Love him or hate him, Tom Brady has been a winner throughout his career. With Man in the Arena, he may also prove himself as a pioneer.
I absolutely love reading biographies, and I know that as autobiographies you need to take the information with a grain of salt.
Man in the Arena is Tom Brady’s video autobiography. With 9 of the ten episodes released, I can tell you that it’s possible that we’ll see more series like this in the future. Brady, and other sports superstars like him, may be more interested in the medium that broadcasts their sport than in the text on the page, and there is nothing wrong with that.
As a reader, I would argue that building each episode, or chapter if we’re still applying the traditional biography analogy, being a trip to the Super Bowl is a perfect literary device. It’s an easy way to separate things. Each episode and the series as a whole also dives back into how he became who he became. It’s not purely linear storytelling, which is something that you’ll find more often in biographies.

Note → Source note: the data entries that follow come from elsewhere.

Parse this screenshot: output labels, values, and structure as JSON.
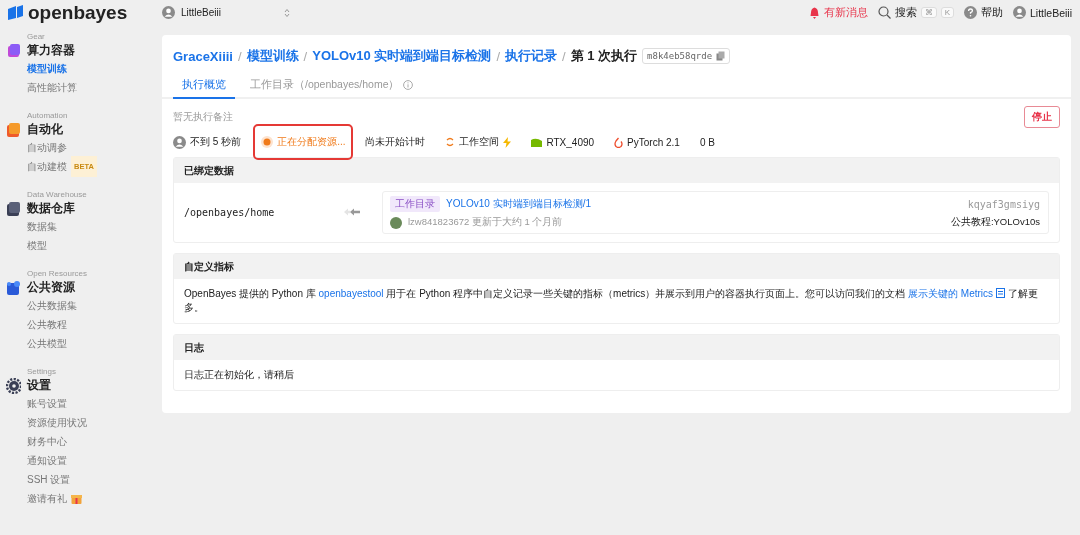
{
  "logo": {
    "text": "openbayes"
  },
  "workspace_switcher": {
    "name": "LittleBeiii"
  },
  "header": {
    "notification": "有新消息",
    "search": "搜索",
    "shortcut_keys": [
      "⌘",
      "K"
    ],
    "help": "帮助",
    "user": "LittleBeiii"
  },
  "sidebar": {
    "sections": [
      {
        "caption": "Gear",
        "title": "算力容器",
        "kind": "gear",
        "items": [
          {
            "label": "模型训练",
            "selected": true
          },
          {
            "label": "高性能计算",
            "selected": false
          }
        ]
      },
      {
        "caption": "Automation",
        "title": "自动化",
        "kind": "automation",
        "items": [
          {
            "label": "自动调参",
            "selected": false
          },
          {
            "label": "自动建模",
            "selected": false,
            "badge": "BETA"
          }
        ]
      },
      {
        "caption": "Data Warehouse",
        "title": "数据仓库",
        "kind": "data",
        "items": [
          {
            "label": "数据集",
            "selected": false
          },
          {
            "label": "模型",
            "selected": false
          }
        ]
      },
      {
        "caption": "Open Resources",
        "title": "公共资源",
        "kind": "open",
        "items": [
          {
            "label": "公共数据集",
            "selected": false
          },
          {
            "label": "公共教程",
            "selected": false
          },
          {
            "label": "公共模型",
            "selected": false
          }
        ]
      },
      {
        "caption": "Settings",
        "title": "设置",
        "kind": "settings",
        "items": [
          {
            "label": "账号设置",
            "selected": false
          },
          {
            "label": "资源使用状况",
            "selected": false
          },
          {
            "label": "财务中心",
            "selected": false
          },
          {
            "label": "通知设置",
            "selected": false
          },
          {
            "label": "SSH 设置",
            "selected": false
          },
          {
            "label": "邀请有礼",
            "selected": false,
            "gift": true
          }
        ]
      }
    ]
  },
  "breadcrumb": {
    "links": [
      "GraceXiiii",
      "模型训练",
      "YOLOv10 实时端到端目标检测",
      "执行记录"
    ],
    "separator": "/",
    "current": "第 1 次执行",
    "id": "m8k4eb58qrde"
  },
  "tabs": [
    {
      "label": "执行概览",
      "selected": true
    },
    {
      "label": "工作目录（/openbayes/home）",
      "selected": false,
      "info": true
    }
  ],
  "note": "暂无执行备注",
  "stop_button": "停止",
  "meta": [
    {
      "kind": "user",
      "text": "不到 5 秒前"
    },
    {
      "kind": "status",
      "text": "正在分配资源...",
      "highlighted": true
    },
    {
      "kind": "plain",
      "text": "尚未开始计时"
    },
    {
      "kind": "workspace",
      "text": "工作空间"
    },
    {
      "kind": "gpu",
      "text": "RTX_4090"
    },
    {
      "kind": "framework",
      "text": "PyTorch 2.1"
    },
    {
      "kind": "plain",
      "text": "0 B"
    }
  ],
  "bound_data": {
    "title": "已绑定数据",
    "path": "/openbayes/home",
    "source": {
      "tag": "工作目录",
      "name": "YOLOv10 实时端到端目标检测/1",
      "hash": "kqyaf3gmsiyg",
      "user": "lzw841823672",
      "updated": "更新于大约 1 个月前",
      "origin": "公共教程:YOLOv10s"
    }
  },
  "metrics": {
    "title": "自定义指标",
    "parts": [
      {
        "kind": "text",
        "text": "OpenBayes 提供的 Python 库 "
      },
      {
        "kind": "link",
        "text": "openbayestool"
      },
      {
        "kind": "text",
        "text": " 用于在 Python 程序中自定义记录一些关键的指标（metrics）并展示到用户的容器执行页面上。您可以访问我们的文档 "
      },
      {
        "kind": "doc_link",
        "text": "展示关键的 Metrics"
      },
      {
        "kind": "text",
        "text": " 了解更多。"
      }
    ]
  },
  "logs": {
    "title": "日志",
    "text": "日志正在初始化，请稍后"
  }
}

What I find intriguing about this going forward is that bringing only a select few talking heads along with each chapter, allows for different perspectives, not just on Brady himself, but on the story that is being told. Often, Brady has asked someone from the other team in that particular chapter’s Super Bowl to join him for the episode. You’re getting even more than you would from, say, a biographer who even in their due diligence would interview both sides but would take only the juiciest quotes.
We get alternative views on the same thing, and that goes for his teammates as well. While the last episode is still in post-production as I write this, it makes sense that the New England Patriots episodes are done, because he’s not there anymore. Episode ten, which will feature his Super Bowl win as the starting quarterback for the Tampa Bay Buccaneers, may require a more delicate touch because as the series was released he was still actively playing games with the organization.
As I mentioned at the top, this is pioneering. I believe other athletes may follow Brady’s lead down this path of video autobiography. With streaming services all fighting for original content, it would make sense that the platforms are there.
Video is a powerful medium that has allowed these athletes to grow in a much larger way than their predecessors. The biography, as a book, is not dead, but we could be seeing the start of something new. So far, I’m alright with it. To each his own story, and to each story its own medium.
Of course, books will still be written about Brady, and other documentaries might even pop up along the way.
I could easily see Lebron James, Lewis Hamilton, Derek Jeter, and more doing one of these series next, and I wouldn’t be shocked if we started seeing more of these authorized autobiography docuseries and less published autobiographies from the sports stars of today and tomorrow.